Recensione – Film importante e difficile; materia delicata e quanto mai attuale, maneggiata con cautela e senza inciampi da Beauvois. Film asciutto, lento, intimo; documento spietato dei crimini che possono essere compiuti in nome di una fantomatica fede religiosa ed al tempo stesso crudo ritratto del tormento spirituale che può derivare dalla fede stessa.
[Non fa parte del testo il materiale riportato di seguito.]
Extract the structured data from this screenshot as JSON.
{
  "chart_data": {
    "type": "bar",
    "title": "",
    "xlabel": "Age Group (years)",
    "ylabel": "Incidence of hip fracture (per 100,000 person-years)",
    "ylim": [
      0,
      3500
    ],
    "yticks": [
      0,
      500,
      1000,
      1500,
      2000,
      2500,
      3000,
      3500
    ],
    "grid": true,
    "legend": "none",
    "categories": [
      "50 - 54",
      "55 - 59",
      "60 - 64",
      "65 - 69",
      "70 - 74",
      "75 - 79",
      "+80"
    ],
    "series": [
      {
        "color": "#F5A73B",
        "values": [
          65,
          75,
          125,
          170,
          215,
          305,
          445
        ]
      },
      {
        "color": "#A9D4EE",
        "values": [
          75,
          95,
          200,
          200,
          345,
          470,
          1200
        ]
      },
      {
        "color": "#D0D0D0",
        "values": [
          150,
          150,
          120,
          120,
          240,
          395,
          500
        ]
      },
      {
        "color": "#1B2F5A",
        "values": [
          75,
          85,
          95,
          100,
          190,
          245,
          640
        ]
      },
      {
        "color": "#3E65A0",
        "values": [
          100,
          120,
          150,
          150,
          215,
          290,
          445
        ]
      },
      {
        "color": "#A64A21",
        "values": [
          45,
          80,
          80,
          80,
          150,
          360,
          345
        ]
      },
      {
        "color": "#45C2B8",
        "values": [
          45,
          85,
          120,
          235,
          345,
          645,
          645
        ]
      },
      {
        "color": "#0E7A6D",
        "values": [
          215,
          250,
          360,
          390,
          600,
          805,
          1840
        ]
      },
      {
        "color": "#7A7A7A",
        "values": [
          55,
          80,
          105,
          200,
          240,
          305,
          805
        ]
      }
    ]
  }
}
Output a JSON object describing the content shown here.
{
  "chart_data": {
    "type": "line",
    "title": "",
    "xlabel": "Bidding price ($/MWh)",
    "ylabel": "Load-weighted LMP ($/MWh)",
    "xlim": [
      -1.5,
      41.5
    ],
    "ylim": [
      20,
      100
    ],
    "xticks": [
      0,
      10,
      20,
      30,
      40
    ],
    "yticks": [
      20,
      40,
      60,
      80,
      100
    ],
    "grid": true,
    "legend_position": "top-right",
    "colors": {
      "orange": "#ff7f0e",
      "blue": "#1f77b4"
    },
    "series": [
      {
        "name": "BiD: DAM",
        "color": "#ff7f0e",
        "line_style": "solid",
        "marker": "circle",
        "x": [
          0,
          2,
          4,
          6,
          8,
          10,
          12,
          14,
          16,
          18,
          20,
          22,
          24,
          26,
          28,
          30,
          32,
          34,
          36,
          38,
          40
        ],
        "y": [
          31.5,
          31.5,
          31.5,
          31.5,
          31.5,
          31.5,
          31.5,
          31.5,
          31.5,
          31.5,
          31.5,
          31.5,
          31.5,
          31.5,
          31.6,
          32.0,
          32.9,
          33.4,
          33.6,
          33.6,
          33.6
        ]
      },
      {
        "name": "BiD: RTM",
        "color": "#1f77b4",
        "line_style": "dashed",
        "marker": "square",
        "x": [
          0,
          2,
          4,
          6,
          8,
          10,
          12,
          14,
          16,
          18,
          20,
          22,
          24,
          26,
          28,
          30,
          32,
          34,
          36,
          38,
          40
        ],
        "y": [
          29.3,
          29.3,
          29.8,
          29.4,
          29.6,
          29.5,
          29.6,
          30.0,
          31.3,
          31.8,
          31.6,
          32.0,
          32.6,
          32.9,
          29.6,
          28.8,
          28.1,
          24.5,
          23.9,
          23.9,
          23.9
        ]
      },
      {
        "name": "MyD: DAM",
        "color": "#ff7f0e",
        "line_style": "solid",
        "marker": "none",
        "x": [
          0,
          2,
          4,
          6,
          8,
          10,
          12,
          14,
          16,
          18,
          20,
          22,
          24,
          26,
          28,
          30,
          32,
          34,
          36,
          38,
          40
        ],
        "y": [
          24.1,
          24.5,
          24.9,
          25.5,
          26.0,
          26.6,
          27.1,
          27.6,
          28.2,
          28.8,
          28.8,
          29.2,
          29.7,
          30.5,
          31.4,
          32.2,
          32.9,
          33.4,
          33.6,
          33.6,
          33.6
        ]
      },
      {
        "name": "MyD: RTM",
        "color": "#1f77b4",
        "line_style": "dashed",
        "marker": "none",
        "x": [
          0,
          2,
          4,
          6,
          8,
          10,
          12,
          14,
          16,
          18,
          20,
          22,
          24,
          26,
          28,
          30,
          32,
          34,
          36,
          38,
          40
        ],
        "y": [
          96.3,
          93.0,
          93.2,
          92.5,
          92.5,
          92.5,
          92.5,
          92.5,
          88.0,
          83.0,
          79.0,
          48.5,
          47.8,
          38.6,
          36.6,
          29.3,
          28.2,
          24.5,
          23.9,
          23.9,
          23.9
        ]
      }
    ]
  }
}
Film complesso e composito che si snoda narrativamente attraverso una riflessione politica iniziale, sullo spaccato di una comunità abitata da persone di fede diversa ma perfettamente integrate tra loro, ed una riflessione religiosa, in cui si inserisce la vicenda umana dei monaci, che farà da sfondo alle fasi successive del film.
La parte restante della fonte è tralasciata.